Toch was de reactie van de JBS voorspelbaar: zij beschuldigden top Republikeinen zoals Gerald Ford en Everett Dirksen van het ondermijnen van de strijd tegen communisme. Welch stelde zelfs dat deze invloedrijke politici gemanipuleerd werden door communisten. De JBS zag zichzelf als een cruciale speler in de strijd tegen deze vermeende samenzwering en drong erop aan dat hun kritiek op de regering van de VS noodzakelijk was voor het behoud van de Amerikaanse waarden.
Het Republikeinse partijapparaat in Washington reageerde gemengd op de kritiek van de JBS. In december 1965 overwoog de GOP een resolutie die de JBS officieel zou afwijzen.
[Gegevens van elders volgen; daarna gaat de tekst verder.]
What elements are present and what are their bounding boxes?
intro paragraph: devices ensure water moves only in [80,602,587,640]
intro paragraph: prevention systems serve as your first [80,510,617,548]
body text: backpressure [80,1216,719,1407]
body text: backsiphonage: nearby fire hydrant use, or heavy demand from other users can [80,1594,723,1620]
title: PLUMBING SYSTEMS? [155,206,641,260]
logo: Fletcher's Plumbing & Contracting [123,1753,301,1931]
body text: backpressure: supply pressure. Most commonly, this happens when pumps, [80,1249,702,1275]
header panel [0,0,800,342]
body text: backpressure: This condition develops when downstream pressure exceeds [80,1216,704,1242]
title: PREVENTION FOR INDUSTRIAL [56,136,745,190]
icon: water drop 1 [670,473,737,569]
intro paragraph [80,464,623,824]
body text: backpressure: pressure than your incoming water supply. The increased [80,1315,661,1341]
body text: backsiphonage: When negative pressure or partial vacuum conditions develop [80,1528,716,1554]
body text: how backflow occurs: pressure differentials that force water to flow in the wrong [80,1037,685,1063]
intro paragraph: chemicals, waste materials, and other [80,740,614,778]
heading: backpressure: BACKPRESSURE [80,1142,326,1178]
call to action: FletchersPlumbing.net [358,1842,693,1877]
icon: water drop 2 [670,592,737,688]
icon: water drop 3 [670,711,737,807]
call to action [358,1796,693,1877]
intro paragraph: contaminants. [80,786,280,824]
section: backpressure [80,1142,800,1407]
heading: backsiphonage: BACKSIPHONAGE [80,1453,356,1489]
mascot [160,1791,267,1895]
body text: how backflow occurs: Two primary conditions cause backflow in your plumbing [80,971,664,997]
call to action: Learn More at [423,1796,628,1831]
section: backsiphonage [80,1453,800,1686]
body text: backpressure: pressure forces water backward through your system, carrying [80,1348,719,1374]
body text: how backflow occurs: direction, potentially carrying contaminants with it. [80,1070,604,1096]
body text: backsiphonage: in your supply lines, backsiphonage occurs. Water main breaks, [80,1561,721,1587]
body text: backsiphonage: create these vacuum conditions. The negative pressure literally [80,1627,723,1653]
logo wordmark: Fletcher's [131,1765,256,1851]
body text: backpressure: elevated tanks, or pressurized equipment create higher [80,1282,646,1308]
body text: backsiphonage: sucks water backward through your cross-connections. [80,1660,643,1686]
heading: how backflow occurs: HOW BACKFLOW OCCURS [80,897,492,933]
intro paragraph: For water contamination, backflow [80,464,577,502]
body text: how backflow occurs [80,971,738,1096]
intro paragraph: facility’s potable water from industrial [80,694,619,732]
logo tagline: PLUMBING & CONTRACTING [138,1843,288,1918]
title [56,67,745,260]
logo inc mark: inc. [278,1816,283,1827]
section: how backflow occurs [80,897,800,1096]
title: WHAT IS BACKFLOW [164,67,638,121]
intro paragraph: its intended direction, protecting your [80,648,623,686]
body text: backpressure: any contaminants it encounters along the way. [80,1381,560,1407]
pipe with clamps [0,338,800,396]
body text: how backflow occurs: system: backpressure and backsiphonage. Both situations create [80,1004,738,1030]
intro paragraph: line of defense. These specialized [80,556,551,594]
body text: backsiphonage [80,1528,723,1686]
Echter, de partij besloot om deze stap niet te zetten. In plaats daarvan werd er een mildere maatregel aangenomen die alleen opriep tot voorzichtigheid bij het aansluiten bij extreemrechtse groeperingen. Het was duidelijk dat de Republikeinse leiders bang waren voor de invloed van de JBS en de mogelijke terugslag van hun aanhangers. Deze terughoudendheid leidde tot kritiek vanuit de media, die de partij beschuldigden van een gebrek aan moed om de JBS openlijk af te wijzen.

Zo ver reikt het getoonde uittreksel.